Ingenuity Mars helicopter logs another successful flight on the Red Planet
NASA's Ingenuity, the first helicopter to fly on another planet, has successfully completed yet another flight on Mars. The rotorcraft completed Flight 48 on Tuesday, March 21, during which it covered a distance of 1,305 ft (398 meters) for 149.9 seconds.
The main goal of this latest flight was to reposition the helicopter and image science targets along the way. This was Ingenuity's second flight this month.
The #MarsHelicopter lands another flight!Ingenuity successfully completed Flight 48 yesterday. The rotorcraft reached an altitude of 39 ft (12 meters) and traveled 1,305 ft (398 meters) for 149.9 seconds. https://t.co/7DMHj9LkNX pic.twitter.com/oAl9ZZwx1f— NASA JPL (@NASAJPL) March 22, 2023
Ingenuity was transported to Mars aboard NASA's Perseverance rover, which launched on July 30, 2020, and landed on Mars on February 18, 2021. The tiny rotorcraft was attached to the rover's belly and was deployed on the Martian surface in April 2021.

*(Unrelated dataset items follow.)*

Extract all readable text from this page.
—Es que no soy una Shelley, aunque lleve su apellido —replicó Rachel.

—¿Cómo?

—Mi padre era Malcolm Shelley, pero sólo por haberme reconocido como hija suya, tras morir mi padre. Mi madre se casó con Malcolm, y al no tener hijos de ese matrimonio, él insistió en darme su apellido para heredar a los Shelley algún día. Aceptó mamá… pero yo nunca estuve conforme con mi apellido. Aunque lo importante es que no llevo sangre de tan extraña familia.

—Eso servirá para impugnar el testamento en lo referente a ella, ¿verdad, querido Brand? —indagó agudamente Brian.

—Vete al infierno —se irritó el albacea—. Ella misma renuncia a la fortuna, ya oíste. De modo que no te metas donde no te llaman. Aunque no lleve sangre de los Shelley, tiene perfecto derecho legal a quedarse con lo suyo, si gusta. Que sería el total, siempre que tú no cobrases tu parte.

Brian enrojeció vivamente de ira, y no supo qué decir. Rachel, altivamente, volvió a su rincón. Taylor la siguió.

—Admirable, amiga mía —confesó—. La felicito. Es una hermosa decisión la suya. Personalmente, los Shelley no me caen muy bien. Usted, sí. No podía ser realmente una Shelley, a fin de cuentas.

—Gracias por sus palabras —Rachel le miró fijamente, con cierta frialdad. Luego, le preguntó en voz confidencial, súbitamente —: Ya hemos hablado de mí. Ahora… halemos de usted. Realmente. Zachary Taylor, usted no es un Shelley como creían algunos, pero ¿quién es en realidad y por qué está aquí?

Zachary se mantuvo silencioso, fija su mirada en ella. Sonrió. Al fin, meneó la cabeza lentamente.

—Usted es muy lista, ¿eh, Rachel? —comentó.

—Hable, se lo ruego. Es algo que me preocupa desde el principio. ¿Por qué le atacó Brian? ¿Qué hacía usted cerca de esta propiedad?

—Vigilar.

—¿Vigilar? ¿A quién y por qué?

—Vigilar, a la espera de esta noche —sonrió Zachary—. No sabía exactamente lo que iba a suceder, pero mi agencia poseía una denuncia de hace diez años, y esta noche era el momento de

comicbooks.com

The robotic helicopter has not only demonstrated the capabilities of aerial exploration on Mars but has also provided stunning aerial views of the Red Planet to help scientists better understand the planet's terrain and geology.
Ingenuity's 48 successful flights have opened the door to potential future aerial exploration of Mars and other planets. For instance, NASA is planning to send two advanced helicopters to retrieve samples laid down by Perseverance on the Martian surface. The Sample Recovery Helicopters are slated to fly to Mars as part of the Mars Sample Return campaign - a joint mission between NASA and the European Space Agency (ESA - and will serve as backups to Perseverance in transporting sample tubes to the Sample Retrieval Lander for in-depth analysis on Earth.
NASA's Sample Recovery Helicopters would expand on Ingenuity's design - featuring wheels instead of feet, and a small manipulator arm with a two-fingered gripper capable of carrying sample tubes.
The agency is also preparing to send a rotorcraft to Saturn's moon Titan in 2027 to determine the potential habitability of its environment.